Helmut grimaced. “Give me enough rope, eh? As it happens, I agree with you. Especially if they have an informant, we need to get in there as fast as possible. Do we know if they are aware of the treason room?”
“No, we don’t.” Angbard’s expression was thunderous. “If you wish to use it, you will have to scout it out.”
“Aye, well, there are worse prospects.” Helmut turned on his heel and raised his voice. “Martyn! Ryk! To me. I’ve got a job for you!” Turning back to the duke, he added: “If the treason room is clear, we’ll go in that way, with diversions in the north guard room and the grand hall. Otherwise, my thinking is to assault directly through the grand hall, in force. The higher we go in—” he glanced up at the scaffolding, then over to the hydraulic lift that two guards were bringing in through the front of the tent “—the better I’ll like it.”

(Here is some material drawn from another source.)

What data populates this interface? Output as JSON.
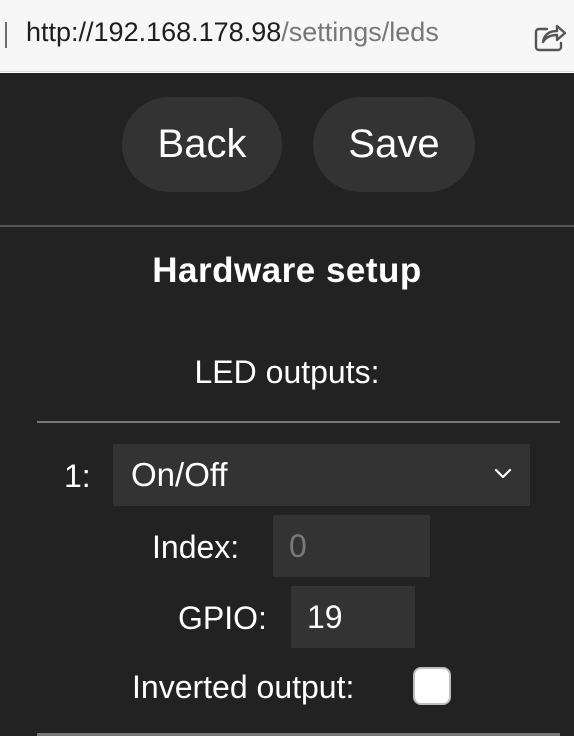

Motion sickness was a new and unpleasant experience to Miriam, but she figured it was a side effect of spending days on end aboard a swaying express train. Certainly it was the most plausible explanation for her delicate stomach. She couldn’t wait to get solid ground under her feet again. She’d plowed through about half the book by Burroughs, but it was heavy going; where some of the other Leveler tracts she’d read had been emotionally driven punch-in-the-gut diatribes against the hereditary dictators, Burroughs took a far drier, theoretical approach. He’d taken up an ideological stance with roots Miriam half-recognized—full of respectful references to Voltaire, for example, and an early post-settlement legislator called Franklin, who had turned to the vexatious question of the rights of man in his later years—and had teased out a consistent strand of political thought that held the dictatorship of the hereditary aristocracy to be the true enemy of the people. Certainly she could see why Burroughs might have been exiled, and his books banned, by the Hanoverian government. But the idea that he might be relevant to the underground still struck her as peculiar. Do I really want to get involved in this? she asked herself. It was all very well tagging along with Erasmus until she could get her hands on her laptop again and zip back to the United States, but the idea of getting involved in politics made her itch. Especially the kind of politics they had here.